If you remember who the Number One Female Singer was in the years 1957 to 1961, then you’re probably my mother’s age. As one of America’s first teen angels, Connie Francis racked up thirty-five top ten hits. She was bigger than Elvis three years in a row and was featured on every top television program, from American Bandstand to The Ed Sullivan Show. And with a new biopic soon to go into production (starring Gloria Estefan, our December 2003 cover), Connie is back and isn’t afraid to talk about one subject that has always been of supreme importance to her: HIV prevention.

As Dann Dulin suggests in his article, Connie Francis was the Britney Spears, Christina Aguilera, and Madonna of her day. In terms of popularity, that is. Connie’s modern-day counterparts are much more sexually provocative in their songs. But that doesn’t mean Ms. Francis has not addressed sexuality off-stage. While other stars came to the HIV prevention party late, Ms. Francis was in the trenches, throwing benefits coast-to-coast and trying to get the powers that be to listen up and take action against what she knew wasn’t just a disease killing her gay show biz associates but an epidemic that affected everybody.

With more than fifty percent of all new infections now occurring in men and women not much older than Britney Spears, Francis’s interview is a timely reminder that the upsurge in HIV infections is a threat to America’s teenagers and young adults. The CDC has all but abandoned primary HIV prevention. President Bush is still promoting abstinence-only education. Prevention is certainly going on—the prevention of HIV prevention. Teenagers need to take control of the situation if their adult lawmakers, educators, and, yes, even their parents, are too afraid or too apathetic to deal with the reality of HIV and dating becoming a deadlier combination than ever before.

What teens in Queens, New York, are doing is what should be happening in every high school in the country. In Chael Needle’s groundbreaking feature about teen HIV educators, high school has become the launching pad for direct action against HIV transmission, and the environmental factors that put teenagers at risk: misinformation, peer pressure, low self-esteem, and access to condoms when abstinence, for whatever reason, is not possible. The reason why teens are becoming peer leaders is simple. The future of successful HIV education has been largely ignored over the years. Instead of letting kids help design and implement the curriculum, sex educators have been talking down to teens about the dangers of HIV for far too long. Led by peers for peers, the teen counseling programs in these Queens high schools hope to be a model for educators and students nationwide. Witness a revolution in the making as you learn about this successful HIV prevention, education, and reality-based program and conference.

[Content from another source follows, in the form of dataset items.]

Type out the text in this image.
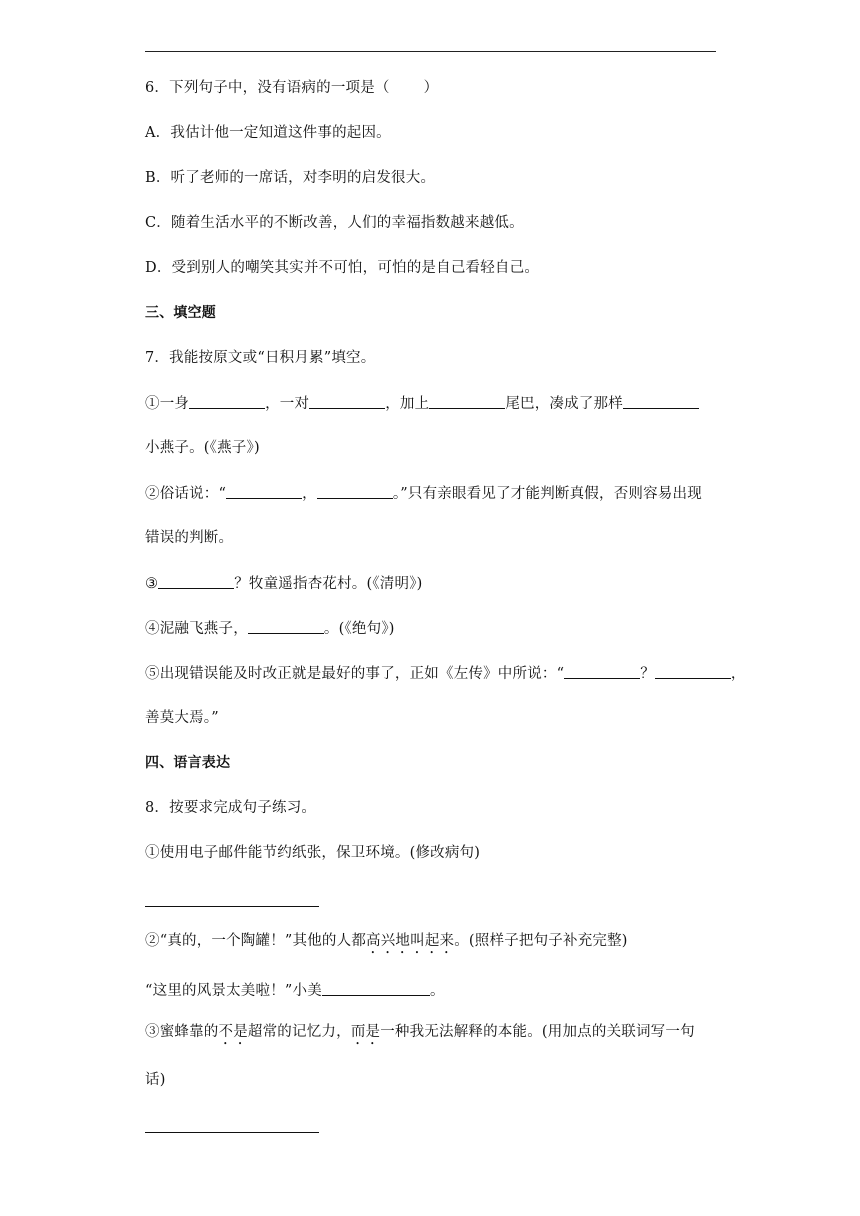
6．下列句子中，没有语病的一项是（ ）
A．我估计他一定知道这件事的起因。
B．听了老师的一席话，对李明的启发很大。
C．随着生活水平的不断改善，人们的幸福指数越来越低。
D．受到别人的嘲笑其实并不可怕，可怕的是自己看轻自己。
三、填空题
7．我能按原文或“日积月累”填空。
①一身	，一对	，加上	尾巴，凑成了那样
小燕子。(《燕子》)
②俗话说：“	，	。”只有亲眼看见了才能判断真假，否则容易出现
错误的判断。
③	？牧童遥指杏花村。(《清明》)
④泥融飞燕子，	。(《绝句》)
⑤出现错误能及时改正就是最好的事了，正如《左传》中所说：“	？	，
善莫大焉。”
四、语言表达
8．按要求完成句子练习。
①使用电子邮件能节约纸张，保卫环境。(修改病句)
②“真的，一个陶罐！”其他的人都高兴地叫起来。(照样子把句子补充完整)
“这里的风景太美啦！”小美	。
③蜜蜂靠的不是超常的记忆力，而是一种我无法解释的本能。(用加点的关联词写一句
话)
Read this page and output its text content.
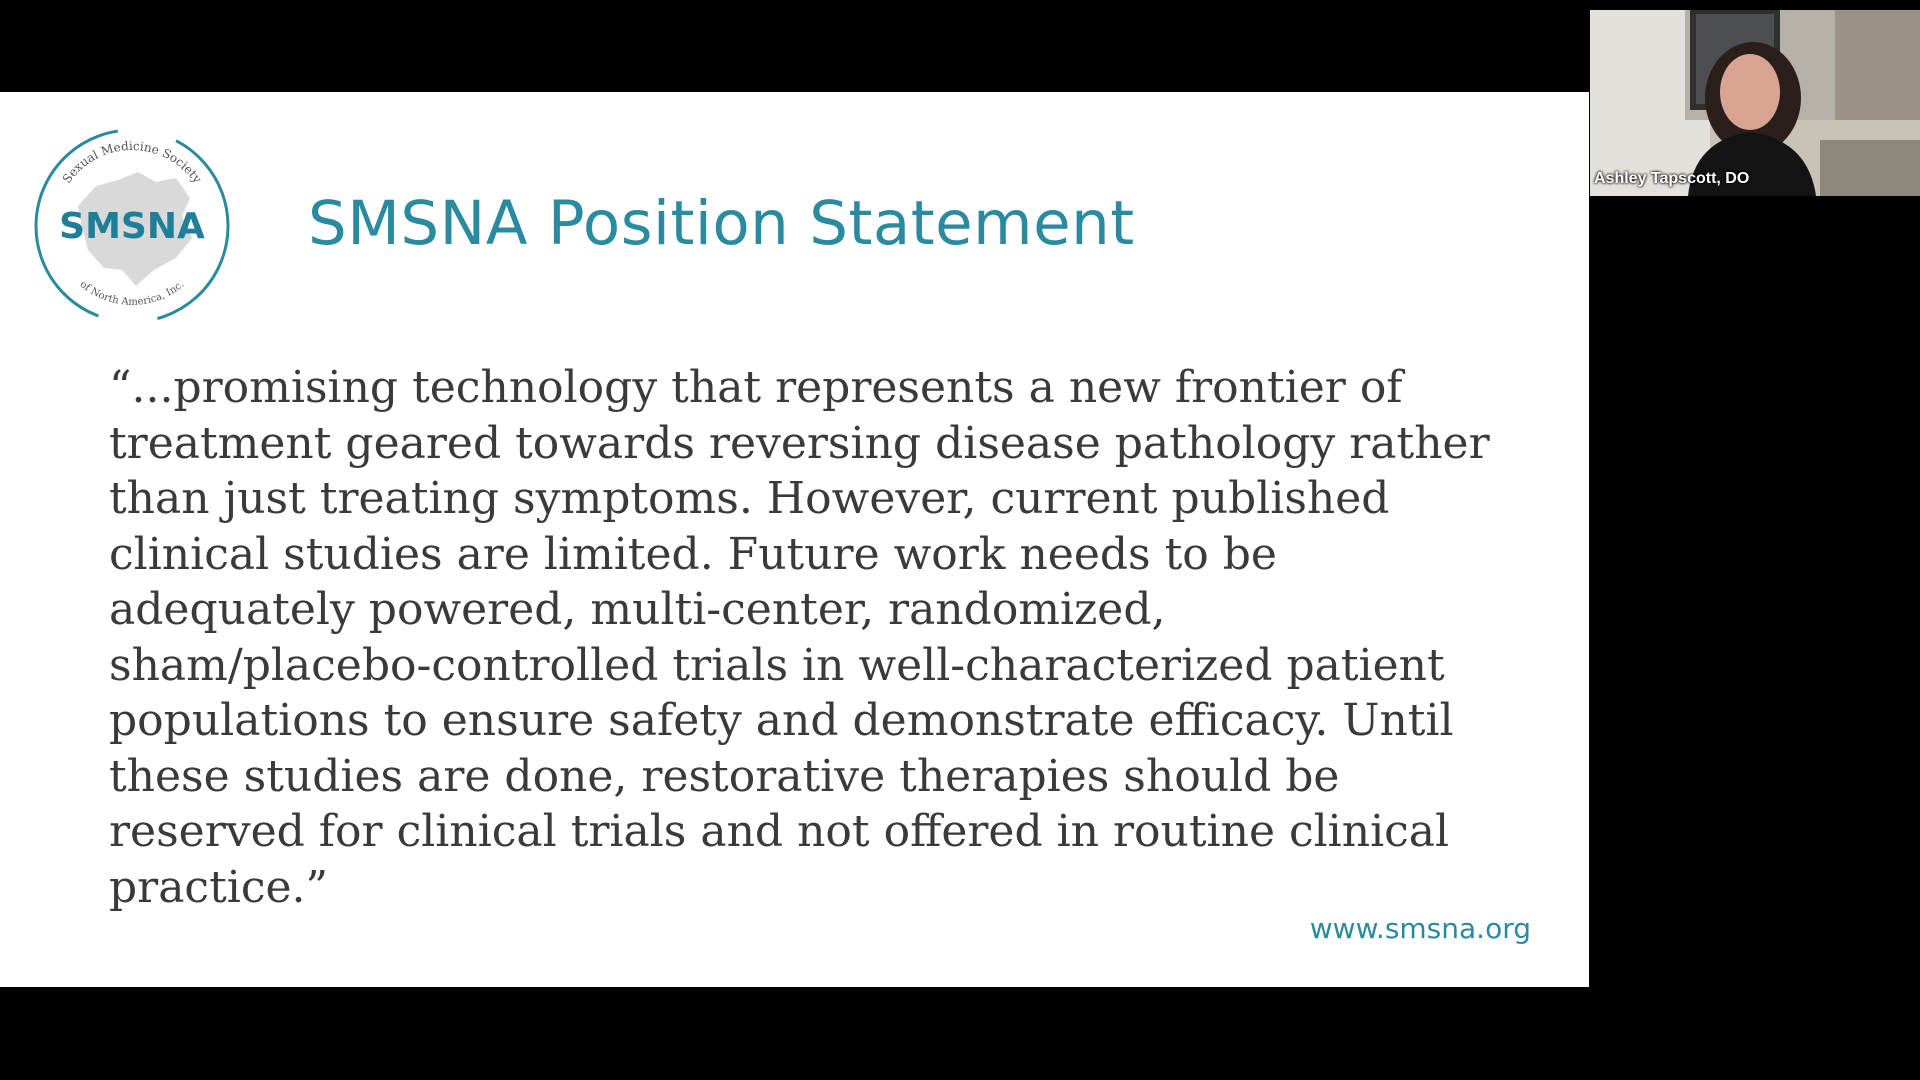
Sexual Medicine Society
SMSNA
of North America, Inc.
SMSNA Position Statement

“...promising technology that represents a new frontier of
treatment geared towards reversing disease pathology rather
than just treating symptoms. However, current published
clinical studies are limited. Future work needs to be
adequately powered, multi-center, randomized,
sham/placebo-controlled trials in well-characterized patient
populations to ensure safety and demonstrate efficacy. Until
these studies are done, restorative therapies should be
reserved for clinical trials and not offered in routine clinical
practice.”

www.smsna.org
Ashley Tapscott, DO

While sexual activity is often an important aspect in the lives of many young men and women, the disregard for human life should never be. They are being treated in much the same way the gay community was treated early on in the HIV epidemic. The first to take their sexual health and their futures into account, gay men in this country didn’t wait around for the White House or the local health department to take action against a devastating health crisis.

The difference is, of course, that many teenagers are not adults, and shouldn’t be expected to carry the burden of their own sexual education. But with teen pregnancy rates soaring, and new HIV and STD infections doing likewise, the American teen community is looking for their own American idols. And they’re right there among them.